Haltlose Angstmacherei des SGB: Die Bahn profitiert von einer Einigung mit der EU

Die Gewerkschaften behaupten plump, die Sondierungsgespräche mit der EU würden die SBB gefährden. Das ist schlicht und einfach falsch.

Ich sitze im Zug. Es hat noch nicht viele Passagiere im IC8 Richtung Romanshorn um 6 Uhr morgens. Die Sonne geht gerade auf, die Stimmung ist entspannt. Trotzdem werde ich unruhig beim Lesen der Meldung, wonach gemäss dem Schweizerischen Gewerkschaftsbund (SGB) die SBB bei einer institutionellen Regelung mit der EU keine Subventionen mehr erhalten würden. Unsere stolzen Bundesbahnen in Existenznöten wegen der EU! Doch es ist nur eine Behauptung, die durch Fakten leicht entkräftet werden kann. Dazu drei Punkte:

Auch künftig werden Subventionen des Schienenverkehrs möglich sein

Unser bilaterales Landverkehrsabkommen regelt den internationalen Schienenverkehr. Subventionen an den Schienenverkehr sind in der EU zulässig und in vielen europäischen Staaten üblich. Das macht es zwar nicht besser für den Steuerzahler, aber es ist nicht ersichtlich, warum nun ausgerechnet den SBB die Subventionen abgedreht werden sollen.

Gerade der Güterverkehr wird in Europa gefördert

Ja, der Güterverkehr ist defizitär. Und zwar so defizitär, dass Reformbedarf besteht. Ob und wie stark der Staat mit Geld zu Hilfe eilen soll, ist umstritten – aber nicht wegen der EU. Denn die Milliardensummen, welche die Gewerkschaften davonschwimmen sehen, betreffen sowieso nur den Güterverkehr im Inland. Und dieser ist vom Landverkehrsabkommen nicht tangiert. Ausserdem hat die EU grosse Pläne für die CO2-Reduktion im internationalen Güterverkehr. Es gibt keine Hinweise, dass Subventionen im Güterverkehr künftig verunmöglicht werden. Eher dürfte das Gegenteil der Fall sein.

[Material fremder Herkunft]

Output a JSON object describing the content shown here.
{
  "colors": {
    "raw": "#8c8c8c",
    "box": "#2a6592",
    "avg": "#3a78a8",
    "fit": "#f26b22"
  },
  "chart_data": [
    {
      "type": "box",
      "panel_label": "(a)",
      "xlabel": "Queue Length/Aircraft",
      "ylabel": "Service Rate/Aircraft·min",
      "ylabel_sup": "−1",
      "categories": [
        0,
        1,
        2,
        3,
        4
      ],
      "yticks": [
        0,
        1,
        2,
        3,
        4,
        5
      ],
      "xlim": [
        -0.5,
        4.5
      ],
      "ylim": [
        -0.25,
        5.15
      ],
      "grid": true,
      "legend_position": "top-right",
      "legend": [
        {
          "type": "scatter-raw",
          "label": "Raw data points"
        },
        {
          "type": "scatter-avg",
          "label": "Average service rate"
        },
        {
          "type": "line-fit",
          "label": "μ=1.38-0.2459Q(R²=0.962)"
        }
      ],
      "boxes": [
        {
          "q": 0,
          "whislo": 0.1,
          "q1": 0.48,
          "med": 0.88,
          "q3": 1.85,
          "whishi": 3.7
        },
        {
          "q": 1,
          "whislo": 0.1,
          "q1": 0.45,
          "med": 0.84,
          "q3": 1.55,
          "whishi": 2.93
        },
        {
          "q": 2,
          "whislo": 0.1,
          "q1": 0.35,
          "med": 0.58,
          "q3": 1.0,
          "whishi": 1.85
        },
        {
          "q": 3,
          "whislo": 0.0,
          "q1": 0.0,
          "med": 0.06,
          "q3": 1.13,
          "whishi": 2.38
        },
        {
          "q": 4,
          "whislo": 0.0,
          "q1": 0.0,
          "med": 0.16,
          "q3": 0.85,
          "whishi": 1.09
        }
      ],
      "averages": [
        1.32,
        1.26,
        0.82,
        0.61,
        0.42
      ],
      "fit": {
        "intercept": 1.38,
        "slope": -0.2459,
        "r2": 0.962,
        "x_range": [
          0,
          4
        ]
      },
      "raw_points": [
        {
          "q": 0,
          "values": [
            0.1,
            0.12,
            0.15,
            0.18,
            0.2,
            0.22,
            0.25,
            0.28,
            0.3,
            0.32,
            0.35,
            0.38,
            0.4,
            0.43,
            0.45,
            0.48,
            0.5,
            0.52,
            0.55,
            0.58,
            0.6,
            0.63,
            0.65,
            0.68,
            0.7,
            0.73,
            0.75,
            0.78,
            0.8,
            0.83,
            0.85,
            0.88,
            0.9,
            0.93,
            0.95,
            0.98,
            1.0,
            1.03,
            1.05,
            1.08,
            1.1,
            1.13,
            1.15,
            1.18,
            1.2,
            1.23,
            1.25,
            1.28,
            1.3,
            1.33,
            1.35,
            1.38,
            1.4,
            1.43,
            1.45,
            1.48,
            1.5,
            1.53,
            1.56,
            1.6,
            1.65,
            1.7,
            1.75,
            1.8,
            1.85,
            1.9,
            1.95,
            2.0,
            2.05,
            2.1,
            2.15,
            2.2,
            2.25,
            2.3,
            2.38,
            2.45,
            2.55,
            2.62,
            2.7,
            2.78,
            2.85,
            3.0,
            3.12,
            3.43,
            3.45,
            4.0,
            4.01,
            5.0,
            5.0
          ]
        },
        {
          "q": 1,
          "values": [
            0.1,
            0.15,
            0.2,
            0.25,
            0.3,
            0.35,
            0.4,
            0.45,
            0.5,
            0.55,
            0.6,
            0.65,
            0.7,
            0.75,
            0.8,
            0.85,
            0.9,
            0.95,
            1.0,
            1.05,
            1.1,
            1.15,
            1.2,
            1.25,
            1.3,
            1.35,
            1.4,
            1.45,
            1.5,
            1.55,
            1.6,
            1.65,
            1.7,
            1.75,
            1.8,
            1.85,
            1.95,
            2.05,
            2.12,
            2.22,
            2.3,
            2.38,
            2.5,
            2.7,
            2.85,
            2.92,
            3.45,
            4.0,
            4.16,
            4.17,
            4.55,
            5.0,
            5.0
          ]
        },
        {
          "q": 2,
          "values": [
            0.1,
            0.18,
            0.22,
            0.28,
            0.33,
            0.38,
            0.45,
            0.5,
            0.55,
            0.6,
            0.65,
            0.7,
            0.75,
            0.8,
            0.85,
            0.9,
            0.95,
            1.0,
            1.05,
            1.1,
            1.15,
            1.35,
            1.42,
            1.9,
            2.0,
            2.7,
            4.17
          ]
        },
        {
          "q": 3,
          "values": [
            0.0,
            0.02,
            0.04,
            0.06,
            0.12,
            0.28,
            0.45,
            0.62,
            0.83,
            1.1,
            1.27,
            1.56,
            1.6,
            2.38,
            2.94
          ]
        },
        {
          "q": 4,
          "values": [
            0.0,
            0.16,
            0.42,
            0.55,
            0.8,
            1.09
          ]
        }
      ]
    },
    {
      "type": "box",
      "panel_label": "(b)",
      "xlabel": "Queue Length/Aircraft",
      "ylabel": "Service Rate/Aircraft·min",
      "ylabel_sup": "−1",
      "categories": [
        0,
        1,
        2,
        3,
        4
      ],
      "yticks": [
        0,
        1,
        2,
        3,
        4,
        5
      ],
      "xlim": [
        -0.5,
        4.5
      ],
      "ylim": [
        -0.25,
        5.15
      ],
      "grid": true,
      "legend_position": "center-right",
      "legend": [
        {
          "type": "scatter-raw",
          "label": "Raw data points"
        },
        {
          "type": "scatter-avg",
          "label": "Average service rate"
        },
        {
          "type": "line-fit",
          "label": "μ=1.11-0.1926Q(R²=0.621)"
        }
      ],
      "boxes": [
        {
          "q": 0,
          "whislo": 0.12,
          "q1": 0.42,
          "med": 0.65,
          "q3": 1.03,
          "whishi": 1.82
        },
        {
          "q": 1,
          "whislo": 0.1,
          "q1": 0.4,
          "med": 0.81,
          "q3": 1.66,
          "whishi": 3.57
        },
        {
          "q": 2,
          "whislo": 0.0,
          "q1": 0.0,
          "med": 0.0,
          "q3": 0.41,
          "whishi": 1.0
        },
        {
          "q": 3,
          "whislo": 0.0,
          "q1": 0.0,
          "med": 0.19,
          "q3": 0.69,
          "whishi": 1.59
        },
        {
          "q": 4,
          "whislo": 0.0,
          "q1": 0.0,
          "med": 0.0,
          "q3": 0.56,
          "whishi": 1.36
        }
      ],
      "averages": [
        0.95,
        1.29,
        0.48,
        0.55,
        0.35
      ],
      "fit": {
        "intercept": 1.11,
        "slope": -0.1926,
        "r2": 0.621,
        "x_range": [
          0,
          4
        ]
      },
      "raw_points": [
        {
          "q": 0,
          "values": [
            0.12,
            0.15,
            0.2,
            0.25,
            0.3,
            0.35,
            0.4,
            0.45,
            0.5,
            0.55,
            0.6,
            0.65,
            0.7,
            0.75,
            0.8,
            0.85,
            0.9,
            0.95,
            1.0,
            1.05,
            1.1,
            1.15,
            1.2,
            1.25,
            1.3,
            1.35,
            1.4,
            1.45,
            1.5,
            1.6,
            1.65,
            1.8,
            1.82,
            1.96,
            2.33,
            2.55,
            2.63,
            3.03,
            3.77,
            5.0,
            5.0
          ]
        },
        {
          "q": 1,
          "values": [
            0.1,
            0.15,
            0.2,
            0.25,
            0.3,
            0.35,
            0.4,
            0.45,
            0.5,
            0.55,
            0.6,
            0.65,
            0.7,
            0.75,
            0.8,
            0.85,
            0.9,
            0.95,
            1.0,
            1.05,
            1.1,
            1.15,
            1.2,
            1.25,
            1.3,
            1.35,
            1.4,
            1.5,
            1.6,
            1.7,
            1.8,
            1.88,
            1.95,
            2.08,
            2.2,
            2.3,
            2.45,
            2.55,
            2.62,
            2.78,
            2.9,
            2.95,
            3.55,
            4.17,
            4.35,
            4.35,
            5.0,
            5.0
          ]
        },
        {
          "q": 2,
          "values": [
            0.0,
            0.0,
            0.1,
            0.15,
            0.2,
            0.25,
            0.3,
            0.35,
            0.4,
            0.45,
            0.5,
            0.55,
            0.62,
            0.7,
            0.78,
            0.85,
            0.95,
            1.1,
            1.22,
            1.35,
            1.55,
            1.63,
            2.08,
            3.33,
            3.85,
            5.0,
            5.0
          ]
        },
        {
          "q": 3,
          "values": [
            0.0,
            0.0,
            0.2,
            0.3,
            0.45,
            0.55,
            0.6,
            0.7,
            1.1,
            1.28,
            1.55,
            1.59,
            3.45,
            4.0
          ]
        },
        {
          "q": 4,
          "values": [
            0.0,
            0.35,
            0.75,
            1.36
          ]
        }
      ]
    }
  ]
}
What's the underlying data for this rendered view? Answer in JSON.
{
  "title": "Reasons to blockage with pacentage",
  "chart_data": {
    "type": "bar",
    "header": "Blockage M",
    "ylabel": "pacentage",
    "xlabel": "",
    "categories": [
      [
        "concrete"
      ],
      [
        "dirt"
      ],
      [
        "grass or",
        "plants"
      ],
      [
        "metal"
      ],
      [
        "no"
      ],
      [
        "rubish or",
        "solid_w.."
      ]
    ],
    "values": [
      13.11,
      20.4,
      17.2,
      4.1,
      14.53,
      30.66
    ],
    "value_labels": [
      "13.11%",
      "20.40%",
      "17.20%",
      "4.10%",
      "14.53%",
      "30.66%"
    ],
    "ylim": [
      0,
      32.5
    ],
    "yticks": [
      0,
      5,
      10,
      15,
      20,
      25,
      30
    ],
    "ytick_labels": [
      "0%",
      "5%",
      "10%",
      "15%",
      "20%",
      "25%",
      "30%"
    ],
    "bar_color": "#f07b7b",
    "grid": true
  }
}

Staatliche Beihilfen sind verboten, wenn sie den Markt verzerren

Die SBB haben hohe Nettoschulden beim Bund – genau genommen sind es über 11 Milliarden Franken (Stand 2021). Diese Schulden müssen sie jedoch zu den gleichen Bedingungen verzinsen wie andere Bahnunternehmen in der Schweiz. Es sind somit keine marktverzerrenden staatlichen Beihilfen. Dadurch lösen sich die Schulden leider nicht in Luft auf, aber die heutigen Subventionen dürften wohl vereinbar sein mit dem europäischen Beihilferecht.

Es zeigt sich also: Vorauseilende Schwarzmalerei für eine künftige Regelung beim Landverkehr bringt uns nicht weiter. Etwas mehr Transparenz und Innovation aber schon. Denn vergessen wir nicht: Gerade die Linke setzt grosse Hoffnungen in die Schiene als Zugpferd der klimaneutralen Mobilität auf unserem Kontinent. Sie will attraktive Verbindungen nach ganz Europa und eine moderne, attraktive Bahn, die darüber hinaus noch gute Arbeitsplätze bietet. Das Schienennetz in der EU umfasst insgesamt 230'000, dasjenige in der Schweiz rund 5600 Kilometer. Nutzen wir also diese gute Ausgangslage für umweltfreundliche Mobilität, indem wir mit Europa zusammenarbeiten. Sonst haben wir auch in zehn Jahren noch zwei Dutzend Betriebssprachen und etwa 20 verschiedene Stoppschilder, aber keine erfolgreichen europäischen Bahnen für die hier lebenden Menschen.

Der SGB weiss das natürlich, denn der Bundesrat hat die Thematik bereits 2019 geklärt. Stellt sich die Frage nach den Gründen dieser Finte. Soll sie von einer ungünstigen Positionierung bei den Flankierenden Massnahmen ablenken? Wird als Nächstes wieder behauptet, dass die Gemeinden keine defizitären Hallenbäder mehr betreiben und subventionieren, oder dass wir keine Lehrlinge mehr ausbilden dürfen? Es verstärkt sich der Eindruck, dass dem Gewerkschaftsbund jedes Mittel recht ist, um eine Einigung mit Europa zu verzögern. Zum Schaden der Schweiz – und des Bahnverkehrs.